Ali Bongo se méfie de la France. Décoré mi-janvier par l’ambassadeur de France au Gabon, le chef d’état-major gabonais est limogé quelques jours plus tard par le ministre de la Défense.
Alors que les coups d’État pleuvent sur le continent africain, les palais présidentiels sont sur le qui-vive. Entre remaniements de la haute hiérarchie militaire et revalorisation de leurs conditions, les chefs d’État veulent exorciser l’armée du démon appelé « putsch ». C’est dans ce contexte que l’ambassade de France au Gabon a jugé propice de décorer le chef d’état-major gabonais, proche d’un départ à la retraite. Ainsi, le 17 janvier, le général Yves Ditengou s’est vu élevé au grade de commandeur dans l’ordre de la Légion d’honneur.

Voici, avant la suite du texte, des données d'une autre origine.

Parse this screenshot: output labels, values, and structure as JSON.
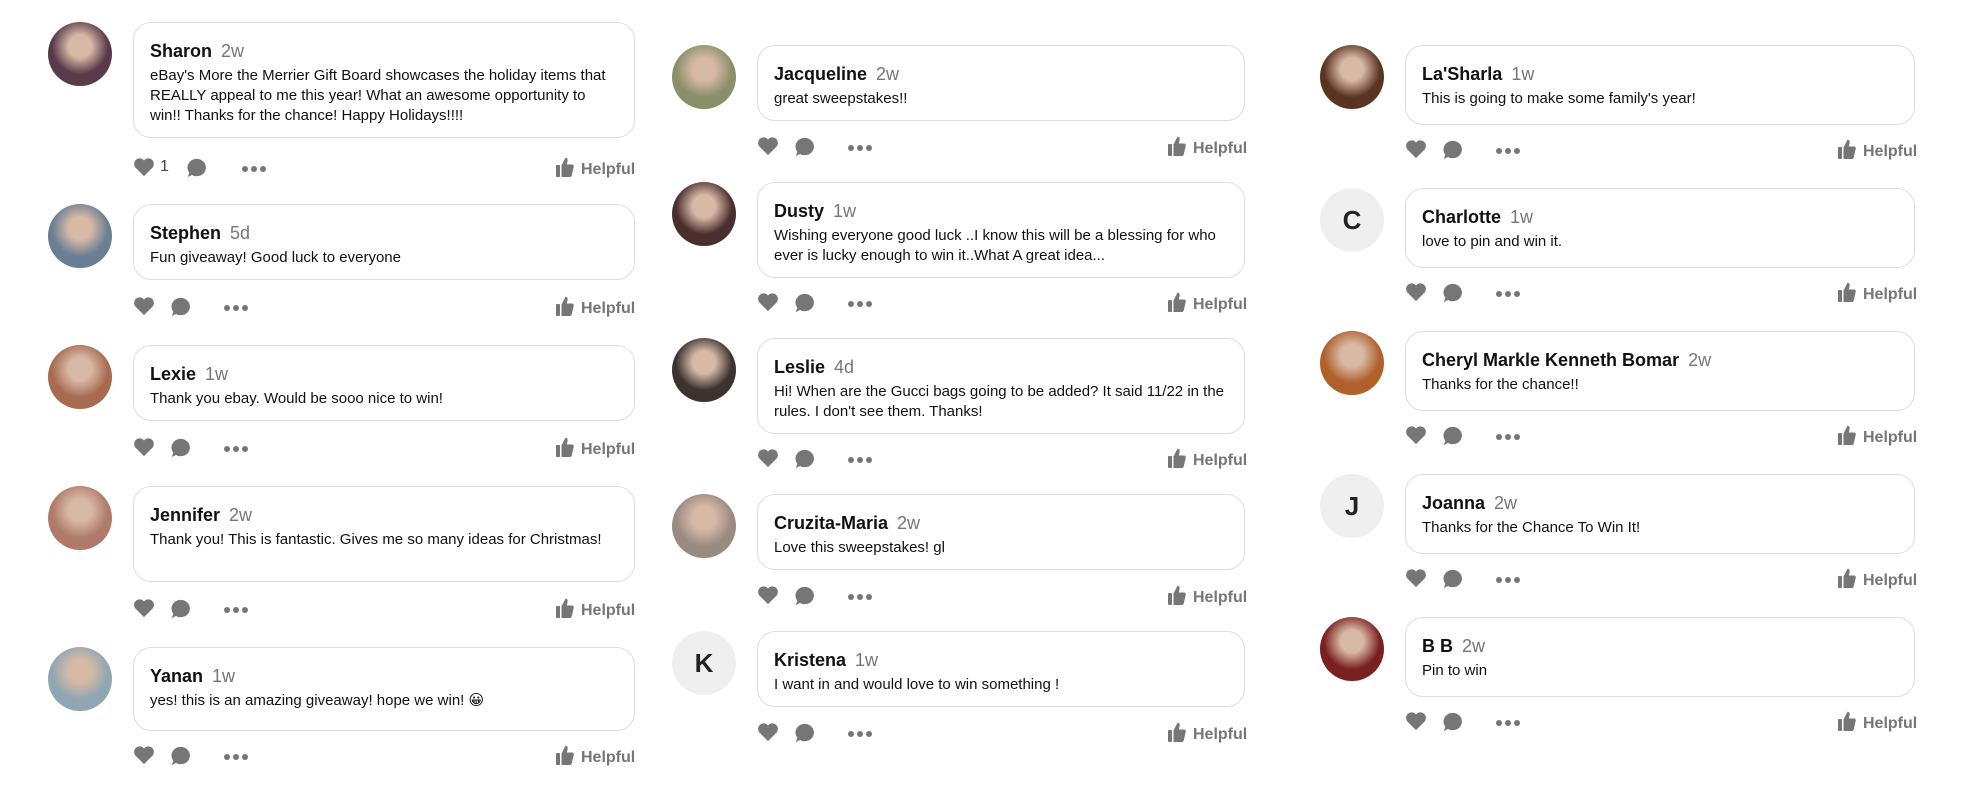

« La France a souhaité honorer un soldat qui a véritablement voué sa vie au service de son pays […] Si le général de division Yves Ditengou se voit remettre les insignes de commandeur de la Légion d’honneur, c’est non seulement parce qu’il a apporté au sein des forces armées gabonaises son savoir-faire mûri dans les écoles françaises, mais aussi pour son parcours exemplaire d’officier »
Alexis Lamek, ambassadeur de France au Gabon
Une décoration très mal reçue par l’exécutif gabonais
La décision d’honorer Yves Ditengou à quelques semaines de son départ à la retraite a soufflé un vent de panique au sein du pouvoir civil gabonais. D’aucuns s’interrogent sur les intentions de la France. En adoubant ainsi le chef d’état-major, Paris voulait-elle lui donner des ailes, voire acheter sa loyauté ? La pensée a sans doute agité l’exécutif gabonais puisque, deux semaines après avoir reçu sa décoration, le général Yves Ditengou est relevé de ses fonctions par son ministre de tutelle. Le 02 février, une « note de service » signée de la main du ministre gabonais de la Défense, Michael Moussa Adamo, annonce à Yves Ditengou son départ à la retraite anticipé.

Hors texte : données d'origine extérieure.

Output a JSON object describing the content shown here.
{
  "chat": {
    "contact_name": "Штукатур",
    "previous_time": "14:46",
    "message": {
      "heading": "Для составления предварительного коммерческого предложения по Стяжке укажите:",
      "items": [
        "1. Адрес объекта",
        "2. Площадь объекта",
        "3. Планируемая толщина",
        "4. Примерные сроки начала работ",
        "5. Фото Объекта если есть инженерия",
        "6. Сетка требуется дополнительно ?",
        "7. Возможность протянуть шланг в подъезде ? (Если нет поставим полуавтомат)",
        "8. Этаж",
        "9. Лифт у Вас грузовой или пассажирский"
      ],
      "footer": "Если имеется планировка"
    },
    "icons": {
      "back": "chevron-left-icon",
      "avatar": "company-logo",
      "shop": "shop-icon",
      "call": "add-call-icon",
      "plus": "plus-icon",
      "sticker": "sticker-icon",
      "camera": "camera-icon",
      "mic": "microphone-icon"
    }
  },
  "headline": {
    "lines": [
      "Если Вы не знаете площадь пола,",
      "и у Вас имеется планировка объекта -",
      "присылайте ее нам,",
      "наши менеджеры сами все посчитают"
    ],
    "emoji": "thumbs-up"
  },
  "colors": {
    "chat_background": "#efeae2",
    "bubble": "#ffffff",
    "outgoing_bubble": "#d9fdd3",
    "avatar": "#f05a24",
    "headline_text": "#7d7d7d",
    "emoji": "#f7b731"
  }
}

Sonné, le désormais ex chef d’état-major écrit au président Ali Bongo : « À ma grande surprise, je viens d’être relevé de mes fonctions par note de service citée supra du ministre de la Défense qui confie l’intérim à mon adjoint chargé des opérations […] Aussi, ai-je l’honneur de vous demander très respectueux Excellence, la conduite à tenir ». Son appel à Ali Bongo restera sans réponse. La rupture est consommée, le président gabonais est en parfait accord avec son ministre de la Défense.
10 jours plus tard, le limogeage d’Yves Ditengou est entériné par une cérémonie de passation de charge présidée par Ali Bongo lui-même. Ainsi, le 12 février 2022, le général de division Jean Martin Ossima Ndong succède à Yves Ditengou. À 55 ans, ce pilote de formation qui a fait ses classes à l’École de l’Aviation de Chasse de Tours et à École militaire de l’air de Salon en Provence en France, devient le nouveau chef d’état-major du Gabon.
« Nous militaires, nous ne sommes pas parfaits, mais avons l’obligation d’être disciplinés, c’est pourquoi Excellence, je vous présente respectueusement nos excuses », déclare l’amiral Gabriel Mally Hodjoua à Ali Bongo le 14 février, lors d’une cérémonie rassemblant la haute hiérarchie militaire au palais présidentiel. Il s’agissait pour l’amiral de faire amende honorable, au nom de tous les hauts gradés, pour la faute de leur ancien chef. Le président gabonais a alors accordé son « pardon » aux officiers supérieurs.
Rappelons que si les relations entre la France et le Gabon sont historiquement étroites, Ali Bongo a fait un pas de côté en posant la candidature de son pays à l’entrée dans le Commonwealth. Tout en restant membre de la francophonie, ce geste a vocation à diversifier les partenaires du Gabon, voire à amorcer une émancipation vis à vis de Paris.